In the speaker’s view the centerpiece of any approach to global warming must be clean coal, i.e. coal burning plants that don’t emit CO2 into the atmosphere. The other main approach is nuclear. NRG filed last year the first application for a new nuclear plant to be built in the U.S. since 1979. The new plant, and an adjacent existing plant, will save CO2 emission equal to that produced by the whole country of Belgium. He argued that the “happy four” -- solar, wind, energy efficiency and energy conservation -- are inadequate to meet a major fraction of the world’s energy needs.
The dominant source of CO2 emission is the power industry. If the U.S. power industry could be converted to a clean source of energy, clean electricity could largely solve the emission problem of the transport industry and other industrial sources of CO2.
Innovations in technology to address global warming have largely been coming from the United States, but support of large scale development to exploit our present advantage will require concerted government effort.
He cited American capitalism, natural disasters and war as the great agents of change in American history. How can the power of American capitalism be brought to bear on this issue? Emitting CO2 is now free. The first thing the government needs to do is put a price on CO2 emission – a cap and trade system – auctioning or allocating carbon allowances. Congress is working on such bills and all three presidential candidates favor it. Allowances have already worked in the reduction of acid rain.
NRG itself is the tenth largest power generator in the U.S. and a major CO2 emitter. If it were a country it would be one of the top 50 emitters in the world, emitting 68 million tons/year. By contrast, GE, for example, a much larger company, emits only 10.

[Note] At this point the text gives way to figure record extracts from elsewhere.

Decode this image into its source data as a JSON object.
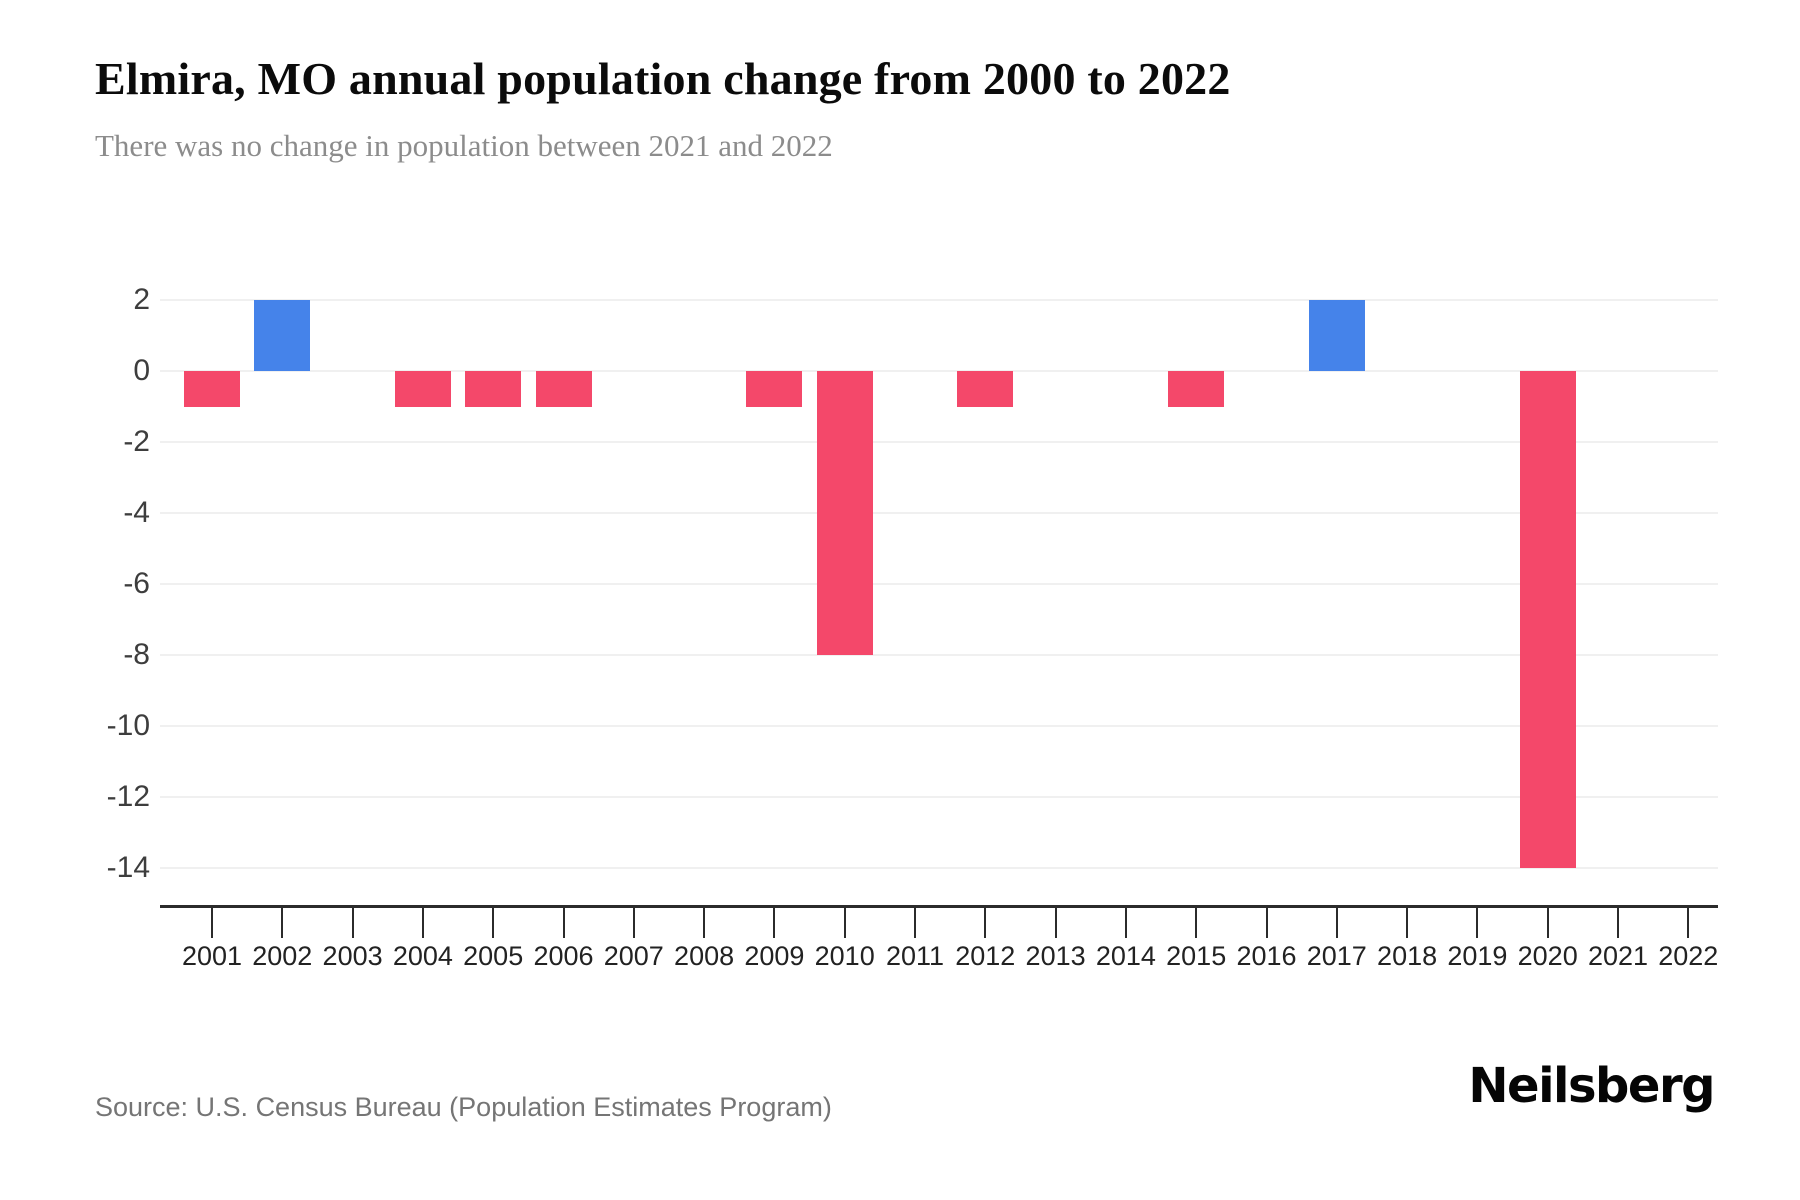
{
  "page": {
    "title": "Elmira, MO annual population change from 2000 to 2022",
    "subtitle": "There was no change in population between 2021 and 2022",
    "source": "Source: U.S. Census Bureau (Population Estimates Program)",
    "brand": "Neilsberg"
  },
  "colors": {
    "positive_bar": "#4583EA",
    "negative_bar": "#F4486A",
    "gridline": "#f0f0f0",
    "axis_line": "#2b2b2b",
    "ytick_label": "#3d3d3d",
    "xtick_label": "#222222",
    "title_text": "#0b0b0b",
    "subtitle_text": "#8c8c8c",
    "source_text": "#757575",
    "brand_text": "#050505"
  },
  "chart_data": {
    "type": "bar",
    "title": "Elmira, MO annual population change from 2000 to 2022",
    "subtitle": "There was no change in population between 2021 and 2022",
    "xlabel": "",
    "ylabel": "",
    "categories": [
      "2001",
      "2002",
      "2003",
      "2004",
      "2005",
      "2006",
      "2007",
      "2008",
      "2009",
      "2010",
      "2011",
      "2012",
      "2013",
      "2014",
      "2015",
      "2016",
      "2017",
      "2018",
      "2019",
      "2020",
      "2021",
      "2022"
    ],
    "values": [
      -1,
      2,
      0,
      -1,
      -1,
      -1,
      0,
      0,
      -1,
      -8,
      0,
      -1,
      0,
      0,
      -1,
      0,
      2,
      0,
      0,
      -14,
      0,
      0
    ],
    "yticks": [
      2,
      0,
      -2,
      -4,
      -6,
      -8,
      -10,
      -12,
      -14
    ],
    "ylim": [
      -15,
      2
    ],
    "grid": true,
    "legend": false,
    "positive_color": "#4583EA",
    "negative_color": "#F4486A"
  }
}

What is NRG doing? It is developing clean coal technology using two approaches -- precombustion and postcombustion CO2 capture. It is developing nuclear power. The speaker sees no credible reason why we should not go back to building nuclear plants. He said that many environmentalists, originally anti-nuclear in the 1970s, are in agreement, not because they like nuclear but because global warming is such an overriding environmental threat to the earth. His company is first in the queue for Nuclear Regulatory Commission approval of a new plant. The earliest they can be on line is 2014 or 2015. NRG has joined with US Climate Action Partnership (US CAP), a group of large corporations and environmental organizations, in encouraging the government to enact legislation to reduce greenhouse gases. This is an extraordinary group that goes to Washington asking the government to “Please regulate us!”
The key issue in clean coal technology is what to do with the captured CO2. An answer is sequestration – large scale underground storage, e.g. in deep salt formations. Development of this approach needs massive government support and a commercial, legal and regulatory framework, none of which presently exists. Mr. Crane suggested that such an effort could be funded from auctioning carbon allowances.
He closed by defining global warming as the big issue of our generation, an issue that will require increasingly severe solutions the longer we put off addressing it, with consequences that will be visited on our children and grandchildren.
The meeting ended at 11:30 AM after a lively question period.